Systemic distribution of the substance can be predicted from the physical chemical properties of this substance. The very high LogPow and modest water solubility of the substance, suggests that this substance, upon systemic absorption, may be transported through the circulatory system both in association with a carrier molecule such as a lipoprotein or other macromolecules. The major proportion of the substance will not readily traverse cellular barriers or distribute into fatty tissues. There is no evidence of systemic toxicity and/or histopathological changes or increasing severity of clinical observations from repeated dose studies, nor of cumulative toxicity, as would be manifested by an accumulation of the substance or its’ metabolites in body tissues.

 

Metabolism

 

The substance is a UVCB and like most xenobiotics, it may be expected to undergo phase I oxidation/reduction, esterase-catalyzed hydrolysis and subsequent Phase II conjugation. Acute and repeated-dose toxicity testing provided no evidence that the substance was metabolized into toxic metabolites.

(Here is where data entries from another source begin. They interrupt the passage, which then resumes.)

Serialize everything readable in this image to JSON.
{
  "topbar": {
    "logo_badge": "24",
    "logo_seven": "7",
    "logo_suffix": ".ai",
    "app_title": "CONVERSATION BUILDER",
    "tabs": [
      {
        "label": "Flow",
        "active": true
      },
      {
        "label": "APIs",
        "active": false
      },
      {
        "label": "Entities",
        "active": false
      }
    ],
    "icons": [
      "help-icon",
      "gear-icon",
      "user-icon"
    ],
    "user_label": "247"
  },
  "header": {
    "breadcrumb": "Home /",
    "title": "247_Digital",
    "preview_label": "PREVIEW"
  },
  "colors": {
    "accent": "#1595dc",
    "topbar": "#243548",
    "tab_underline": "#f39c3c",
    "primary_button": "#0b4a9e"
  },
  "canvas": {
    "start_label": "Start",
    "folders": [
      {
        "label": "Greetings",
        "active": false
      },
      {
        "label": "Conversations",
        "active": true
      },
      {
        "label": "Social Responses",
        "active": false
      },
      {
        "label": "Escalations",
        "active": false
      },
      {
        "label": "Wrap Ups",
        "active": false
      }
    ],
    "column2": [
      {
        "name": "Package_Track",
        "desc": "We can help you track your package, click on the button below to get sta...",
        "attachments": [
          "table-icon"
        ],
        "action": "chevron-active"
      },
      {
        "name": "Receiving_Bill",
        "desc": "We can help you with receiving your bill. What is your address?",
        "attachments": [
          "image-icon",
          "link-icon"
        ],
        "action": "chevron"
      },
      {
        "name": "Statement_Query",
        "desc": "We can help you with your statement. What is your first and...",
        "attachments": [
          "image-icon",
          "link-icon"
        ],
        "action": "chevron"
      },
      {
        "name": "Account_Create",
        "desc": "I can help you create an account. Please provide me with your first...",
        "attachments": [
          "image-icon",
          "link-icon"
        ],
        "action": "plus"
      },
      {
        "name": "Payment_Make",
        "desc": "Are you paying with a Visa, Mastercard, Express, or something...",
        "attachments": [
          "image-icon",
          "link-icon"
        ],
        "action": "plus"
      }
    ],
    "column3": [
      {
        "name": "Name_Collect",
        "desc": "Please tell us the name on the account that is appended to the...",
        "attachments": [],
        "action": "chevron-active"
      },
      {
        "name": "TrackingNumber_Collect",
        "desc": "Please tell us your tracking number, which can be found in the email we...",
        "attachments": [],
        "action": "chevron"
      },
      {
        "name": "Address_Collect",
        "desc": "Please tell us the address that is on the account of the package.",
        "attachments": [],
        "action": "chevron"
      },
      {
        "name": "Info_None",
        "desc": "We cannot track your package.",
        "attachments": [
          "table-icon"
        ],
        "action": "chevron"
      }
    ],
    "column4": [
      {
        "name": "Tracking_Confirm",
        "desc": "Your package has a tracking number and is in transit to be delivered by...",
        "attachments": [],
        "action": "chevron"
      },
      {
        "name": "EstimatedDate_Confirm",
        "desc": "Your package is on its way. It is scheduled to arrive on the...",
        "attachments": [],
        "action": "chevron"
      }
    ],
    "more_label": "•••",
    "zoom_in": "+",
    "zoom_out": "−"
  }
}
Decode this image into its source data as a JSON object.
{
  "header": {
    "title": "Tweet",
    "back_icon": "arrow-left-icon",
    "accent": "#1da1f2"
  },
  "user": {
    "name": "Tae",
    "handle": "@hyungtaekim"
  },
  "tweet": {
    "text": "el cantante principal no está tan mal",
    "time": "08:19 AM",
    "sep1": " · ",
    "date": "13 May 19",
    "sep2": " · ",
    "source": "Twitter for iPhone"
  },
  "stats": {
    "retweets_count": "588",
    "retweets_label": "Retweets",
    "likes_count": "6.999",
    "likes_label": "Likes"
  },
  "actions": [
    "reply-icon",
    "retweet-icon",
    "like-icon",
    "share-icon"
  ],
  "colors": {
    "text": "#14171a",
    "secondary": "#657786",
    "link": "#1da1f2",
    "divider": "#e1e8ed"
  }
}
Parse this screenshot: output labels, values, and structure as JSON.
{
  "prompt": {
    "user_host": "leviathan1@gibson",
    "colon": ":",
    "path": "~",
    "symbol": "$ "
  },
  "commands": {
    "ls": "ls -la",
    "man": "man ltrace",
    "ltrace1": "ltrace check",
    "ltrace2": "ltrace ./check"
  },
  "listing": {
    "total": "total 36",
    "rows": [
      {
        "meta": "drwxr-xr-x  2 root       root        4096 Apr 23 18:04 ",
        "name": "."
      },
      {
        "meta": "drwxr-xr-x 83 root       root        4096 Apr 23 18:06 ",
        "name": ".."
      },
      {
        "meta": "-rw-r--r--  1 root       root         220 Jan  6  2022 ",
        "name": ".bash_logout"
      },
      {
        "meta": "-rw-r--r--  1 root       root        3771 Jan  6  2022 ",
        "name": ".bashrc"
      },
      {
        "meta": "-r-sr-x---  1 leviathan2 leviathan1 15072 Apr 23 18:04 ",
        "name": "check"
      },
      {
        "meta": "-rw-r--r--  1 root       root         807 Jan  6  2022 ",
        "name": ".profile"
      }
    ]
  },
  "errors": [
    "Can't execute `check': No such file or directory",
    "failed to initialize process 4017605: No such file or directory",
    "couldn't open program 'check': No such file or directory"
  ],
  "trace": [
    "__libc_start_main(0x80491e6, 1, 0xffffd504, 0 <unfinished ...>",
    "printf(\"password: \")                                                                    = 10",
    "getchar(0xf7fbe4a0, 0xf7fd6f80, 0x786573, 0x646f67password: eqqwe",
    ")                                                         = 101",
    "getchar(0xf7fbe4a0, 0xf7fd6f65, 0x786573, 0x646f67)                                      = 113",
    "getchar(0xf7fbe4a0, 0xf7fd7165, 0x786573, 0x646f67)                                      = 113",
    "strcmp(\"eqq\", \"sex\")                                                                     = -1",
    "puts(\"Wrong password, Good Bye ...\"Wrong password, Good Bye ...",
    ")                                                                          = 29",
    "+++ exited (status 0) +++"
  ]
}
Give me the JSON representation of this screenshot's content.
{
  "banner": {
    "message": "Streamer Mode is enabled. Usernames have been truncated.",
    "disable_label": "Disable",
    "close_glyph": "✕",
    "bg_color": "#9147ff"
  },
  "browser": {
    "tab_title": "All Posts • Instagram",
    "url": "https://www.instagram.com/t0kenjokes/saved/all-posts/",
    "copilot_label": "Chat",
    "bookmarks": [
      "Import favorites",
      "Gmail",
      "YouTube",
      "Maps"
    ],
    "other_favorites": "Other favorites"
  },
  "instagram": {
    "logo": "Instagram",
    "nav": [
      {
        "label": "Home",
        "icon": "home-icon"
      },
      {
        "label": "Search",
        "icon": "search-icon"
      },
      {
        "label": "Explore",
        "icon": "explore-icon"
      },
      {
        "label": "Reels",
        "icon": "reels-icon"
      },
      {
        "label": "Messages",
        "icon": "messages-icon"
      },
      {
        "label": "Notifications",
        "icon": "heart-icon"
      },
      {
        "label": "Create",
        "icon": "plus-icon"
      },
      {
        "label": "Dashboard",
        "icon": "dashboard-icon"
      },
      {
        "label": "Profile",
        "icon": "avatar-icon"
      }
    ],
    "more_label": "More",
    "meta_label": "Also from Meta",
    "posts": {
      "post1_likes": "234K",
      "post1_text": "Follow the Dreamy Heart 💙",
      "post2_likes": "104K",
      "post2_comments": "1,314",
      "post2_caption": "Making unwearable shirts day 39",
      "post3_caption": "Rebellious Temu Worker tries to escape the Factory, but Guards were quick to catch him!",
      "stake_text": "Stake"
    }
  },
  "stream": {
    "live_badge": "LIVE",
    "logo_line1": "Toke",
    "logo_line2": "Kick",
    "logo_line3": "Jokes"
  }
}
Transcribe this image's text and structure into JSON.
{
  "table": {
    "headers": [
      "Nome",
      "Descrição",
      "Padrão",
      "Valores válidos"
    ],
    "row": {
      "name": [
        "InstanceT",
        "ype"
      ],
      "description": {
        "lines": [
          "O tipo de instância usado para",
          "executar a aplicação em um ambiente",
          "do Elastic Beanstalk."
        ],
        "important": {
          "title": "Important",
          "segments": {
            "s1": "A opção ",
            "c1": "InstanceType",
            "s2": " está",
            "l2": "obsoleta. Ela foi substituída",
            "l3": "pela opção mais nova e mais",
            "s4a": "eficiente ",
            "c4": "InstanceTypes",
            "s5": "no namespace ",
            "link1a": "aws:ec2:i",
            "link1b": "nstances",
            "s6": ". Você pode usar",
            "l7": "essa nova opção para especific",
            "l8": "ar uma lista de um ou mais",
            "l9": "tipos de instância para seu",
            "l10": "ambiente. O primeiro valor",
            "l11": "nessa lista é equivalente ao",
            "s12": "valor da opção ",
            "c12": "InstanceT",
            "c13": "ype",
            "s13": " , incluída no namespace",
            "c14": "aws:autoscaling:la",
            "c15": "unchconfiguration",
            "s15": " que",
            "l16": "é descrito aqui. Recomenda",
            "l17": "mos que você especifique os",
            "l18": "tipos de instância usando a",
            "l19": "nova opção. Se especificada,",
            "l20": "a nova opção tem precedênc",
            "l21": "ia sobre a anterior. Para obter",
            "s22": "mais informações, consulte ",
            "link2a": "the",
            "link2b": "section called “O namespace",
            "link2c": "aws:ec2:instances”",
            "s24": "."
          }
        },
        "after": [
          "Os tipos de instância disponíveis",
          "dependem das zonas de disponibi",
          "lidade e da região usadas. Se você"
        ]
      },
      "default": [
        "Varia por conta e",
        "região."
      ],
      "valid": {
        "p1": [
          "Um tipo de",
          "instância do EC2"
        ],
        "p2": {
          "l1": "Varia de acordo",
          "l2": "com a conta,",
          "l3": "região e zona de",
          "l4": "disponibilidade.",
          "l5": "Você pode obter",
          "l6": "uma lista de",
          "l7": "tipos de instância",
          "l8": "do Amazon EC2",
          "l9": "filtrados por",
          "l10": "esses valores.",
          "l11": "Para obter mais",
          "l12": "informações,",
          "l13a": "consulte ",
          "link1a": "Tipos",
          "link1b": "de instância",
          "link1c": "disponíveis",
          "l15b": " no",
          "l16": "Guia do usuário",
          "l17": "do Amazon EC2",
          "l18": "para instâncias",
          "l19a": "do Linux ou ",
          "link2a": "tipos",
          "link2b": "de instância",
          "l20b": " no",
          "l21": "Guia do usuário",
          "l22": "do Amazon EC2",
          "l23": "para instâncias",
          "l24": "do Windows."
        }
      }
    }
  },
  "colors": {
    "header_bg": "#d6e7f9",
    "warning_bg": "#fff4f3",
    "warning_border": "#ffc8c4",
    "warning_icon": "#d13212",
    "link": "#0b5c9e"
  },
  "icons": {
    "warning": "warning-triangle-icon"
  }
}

Data from bacterial mutagenicity and mammalian cell mutagenicity tests in mammalian cells, in which the substance was subjected to rat hepatic microsomal enzyme systems, did not show any evidence of genotoxic activity from the substance or its metabolites. Furthermore, the substance was not toxic in vitro either in the presence or absence of metabolic enzymes.

 

Excretion

 

The structural characteristics of the substance suggest that this molecule may undergo phase I and phase II metabolic transformation. The resulting metabolic by-products are expected to undergo routine renal and or biliary excretion.